À la dernière plénière de Belém, les esprits se sont échauffés
Sincèrement, allons-nous plaisanter ? Pour juger quelque chose, il est toujours bon de prendre du recul et de regarder la « vue d’ensemble ». À la COP30, il a même fallu pousser un soupir de soulagement parce qu’a été rappelé l’objectif de limiter l’augmentation de la température moyenne mondiale à un maximum de 1,5 degré ! Objectif qui paraissait pourtant acquis depuis longtemps, même après que le GIEC avait expliqué (dans son rapport spécial 1.5, en octobre 2018 !) que la différence entre 1,5 et 2 degrés équivaut à passer d’une crise à une catastrophe.
Chacun pour soi, disions-nous. Et c’est ainsi, en réalité, depuis une décennie (à partir de la COP22 de Marrakech). Un égoïsme de fond qui jusque-là avait été — pas toujours, mais souvent — masqué par des compromis et par la politesse diplomatique. Qui a spectaculairement disparu durant la dernière plénière de la COP30, avec des nations qui ont littéralement tapé du poing sur la table, avec accusations croisées et doigts pointés. Comme dans une réunion de famille forcée où, à un moment, soudainement, tous les ressentiments explosent de façon fracassante. Et oui, c’est vrai, au fond, c’est aussi cela le multilatéralisme. Mais pendant ce temps, le temps passe, et à force de se contenter d’avancer au ralenti, nous nous réveillerons quand il sera trop tard (comme si ce n’était pas déjà trop tard).
L’éléphant dans la pièce dont on ne parle jamais
Mais il y avait un éléphant dans la salle, lors de cette plénière, dont nous oublions trop souvent l’existence. Parce que ce « chacun pour soi » a une matrice culturelle claire, indiscutablement ancrée dans notre modèle de développement. La COP30 n’a été rien d’autre que le miroir d’un système prédateur, colonial, individualiste et orienté uniquement vers l’objectif de maximiser profits, gains personnels et intérêts particuliers. Intérêts différents, parfois opposés, mais auxquels personne ne veut renoncer. C’est l’économie capitaliste et ultra-libérale qui pousse dans cette direction : chaque gouvernement a, de fait, mandat de faire ce qui est le mieux pour son propre microcosme local.

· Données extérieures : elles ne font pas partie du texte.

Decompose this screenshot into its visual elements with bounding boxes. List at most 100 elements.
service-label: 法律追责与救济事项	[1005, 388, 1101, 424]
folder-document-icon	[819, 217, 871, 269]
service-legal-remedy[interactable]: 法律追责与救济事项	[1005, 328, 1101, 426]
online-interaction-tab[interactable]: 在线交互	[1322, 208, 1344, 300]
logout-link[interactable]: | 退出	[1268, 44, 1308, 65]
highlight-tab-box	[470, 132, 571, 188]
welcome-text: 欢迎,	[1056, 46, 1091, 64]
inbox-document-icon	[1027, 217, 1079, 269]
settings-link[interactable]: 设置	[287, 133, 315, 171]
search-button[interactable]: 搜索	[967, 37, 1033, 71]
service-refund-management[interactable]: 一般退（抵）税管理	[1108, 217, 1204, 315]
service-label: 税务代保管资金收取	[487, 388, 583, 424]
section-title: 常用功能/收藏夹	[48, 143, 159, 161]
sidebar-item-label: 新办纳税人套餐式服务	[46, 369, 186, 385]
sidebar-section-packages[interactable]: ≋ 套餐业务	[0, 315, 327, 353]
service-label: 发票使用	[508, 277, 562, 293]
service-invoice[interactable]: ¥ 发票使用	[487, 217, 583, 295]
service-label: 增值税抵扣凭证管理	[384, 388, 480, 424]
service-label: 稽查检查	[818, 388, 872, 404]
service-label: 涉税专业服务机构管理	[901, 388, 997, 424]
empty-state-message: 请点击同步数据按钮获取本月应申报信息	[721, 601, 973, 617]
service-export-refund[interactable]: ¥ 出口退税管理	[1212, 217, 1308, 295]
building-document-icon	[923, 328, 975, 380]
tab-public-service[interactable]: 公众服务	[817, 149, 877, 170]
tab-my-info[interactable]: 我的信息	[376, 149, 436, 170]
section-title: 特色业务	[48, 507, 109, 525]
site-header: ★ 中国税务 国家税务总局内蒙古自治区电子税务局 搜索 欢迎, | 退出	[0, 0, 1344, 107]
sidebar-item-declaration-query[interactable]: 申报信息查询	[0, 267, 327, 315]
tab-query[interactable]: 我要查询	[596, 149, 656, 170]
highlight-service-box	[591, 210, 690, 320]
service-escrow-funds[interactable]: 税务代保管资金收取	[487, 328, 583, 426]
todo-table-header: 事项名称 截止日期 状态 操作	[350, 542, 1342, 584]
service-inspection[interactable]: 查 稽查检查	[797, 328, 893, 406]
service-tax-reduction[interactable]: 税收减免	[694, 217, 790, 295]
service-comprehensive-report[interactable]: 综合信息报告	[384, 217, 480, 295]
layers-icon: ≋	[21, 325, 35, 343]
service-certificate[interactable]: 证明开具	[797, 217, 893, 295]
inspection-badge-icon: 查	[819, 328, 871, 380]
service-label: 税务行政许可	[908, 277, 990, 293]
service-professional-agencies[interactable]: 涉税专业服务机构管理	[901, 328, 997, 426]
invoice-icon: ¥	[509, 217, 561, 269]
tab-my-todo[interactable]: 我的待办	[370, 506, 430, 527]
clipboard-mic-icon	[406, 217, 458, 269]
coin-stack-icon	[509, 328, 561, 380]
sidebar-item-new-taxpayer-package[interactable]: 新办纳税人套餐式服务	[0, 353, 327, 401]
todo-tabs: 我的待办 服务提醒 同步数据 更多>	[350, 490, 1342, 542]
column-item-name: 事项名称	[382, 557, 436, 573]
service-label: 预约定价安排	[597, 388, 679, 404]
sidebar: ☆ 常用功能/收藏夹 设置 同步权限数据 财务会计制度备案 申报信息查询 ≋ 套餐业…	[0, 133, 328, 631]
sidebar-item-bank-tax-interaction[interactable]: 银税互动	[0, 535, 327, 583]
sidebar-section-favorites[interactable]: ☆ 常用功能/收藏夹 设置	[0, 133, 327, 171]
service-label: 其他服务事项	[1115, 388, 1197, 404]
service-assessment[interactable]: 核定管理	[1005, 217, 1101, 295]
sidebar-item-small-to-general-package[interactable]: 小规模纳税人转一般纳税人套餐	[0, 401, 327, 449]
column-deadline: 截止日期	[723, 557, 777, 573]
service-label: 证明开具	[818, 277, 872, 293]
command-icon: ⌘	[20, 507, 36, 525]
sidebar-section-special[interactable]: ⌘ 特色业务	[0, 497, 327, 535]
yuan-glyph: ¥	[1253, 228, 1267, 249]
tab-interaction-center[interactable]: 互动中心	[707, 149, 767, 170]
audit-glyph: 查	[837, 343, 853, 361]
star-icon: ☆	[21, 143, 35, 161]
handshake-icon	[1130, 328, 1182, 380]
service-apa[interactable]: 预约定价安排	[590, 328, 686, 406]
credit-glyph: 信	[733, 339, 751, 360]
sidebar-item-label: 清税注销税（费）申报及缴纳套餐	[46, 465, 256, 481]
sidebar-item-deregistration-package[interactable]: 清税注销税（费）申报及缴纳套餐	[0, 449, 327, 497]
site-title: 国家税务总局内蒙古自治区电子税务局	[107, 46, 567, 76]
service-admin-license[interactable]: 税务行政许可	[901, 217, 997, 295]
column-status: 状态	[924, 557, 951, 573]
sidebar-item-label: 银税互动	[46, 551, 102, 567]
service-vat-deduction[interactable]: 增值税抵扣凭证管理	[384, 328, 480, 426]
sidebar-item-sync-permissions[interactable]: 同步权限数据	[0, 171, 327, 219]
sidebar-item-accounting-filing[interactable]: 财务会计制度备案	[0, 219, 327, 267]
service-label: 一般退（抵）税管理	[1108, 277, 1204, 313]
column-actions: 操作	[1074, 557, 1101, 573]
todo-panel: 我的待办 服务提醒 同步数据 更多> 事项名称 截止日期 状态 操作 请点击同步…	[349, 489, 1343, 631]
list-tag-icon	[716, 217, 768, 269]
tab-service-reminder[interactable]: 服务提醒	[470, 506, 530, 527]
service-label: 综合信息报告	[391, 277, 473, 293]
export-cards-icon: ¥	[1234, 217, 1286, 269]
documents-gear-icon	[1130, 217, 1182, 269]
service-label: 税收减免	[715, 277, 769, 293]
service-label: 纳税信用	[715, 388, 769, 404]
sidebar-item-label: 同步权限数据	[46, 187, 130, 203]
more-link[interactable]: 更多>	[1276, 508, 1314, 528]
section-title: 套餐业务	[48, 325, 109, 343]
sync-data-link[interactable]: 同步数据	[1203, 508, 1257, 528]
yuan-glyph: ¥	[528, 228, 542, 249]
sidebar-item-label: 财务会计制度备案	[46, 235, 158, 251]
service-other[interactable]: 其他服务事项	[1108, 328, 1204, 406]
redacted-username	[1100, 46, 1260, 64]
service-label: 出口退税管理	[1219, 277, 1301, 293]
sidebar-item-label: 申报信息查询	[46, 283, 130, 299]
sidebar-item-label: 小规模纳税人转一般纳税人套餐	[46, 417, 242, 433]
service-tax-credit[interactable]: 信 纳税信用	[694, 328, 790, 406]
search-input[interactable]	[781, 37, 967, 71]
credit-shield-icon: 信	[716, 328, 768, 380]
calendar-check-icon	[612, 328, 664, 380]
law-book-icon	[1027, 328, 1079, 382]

Et non, ce n’est pas du maximalisme, ce n’est pas de l’extrémisme que de pointer le système économique. Les extrémistes sont ceux qui préfèrent détruire les équilibres de la planète plutôt que renoncer à leurs privilèges : la seule chose qui leur importe vraiment. Tant que nous ne changerons pas ce système de valeurs, nous n’en sortirons pas. C’est pourquoi se tourmenter à imaginer des réformes des COP pour dépasser les blocages est peut-être un exercice inutile sans réflexion culturelle plus large. Sans ça, on ne peut que s'aligner sur la pagaille monumentale qui a éclaté à la plénière conclusive de Belém et se le dire clairement, une fois pour toutes : le climat, pour trop de gouvernements – excusez le langage cru – ils s'en tapent royalement.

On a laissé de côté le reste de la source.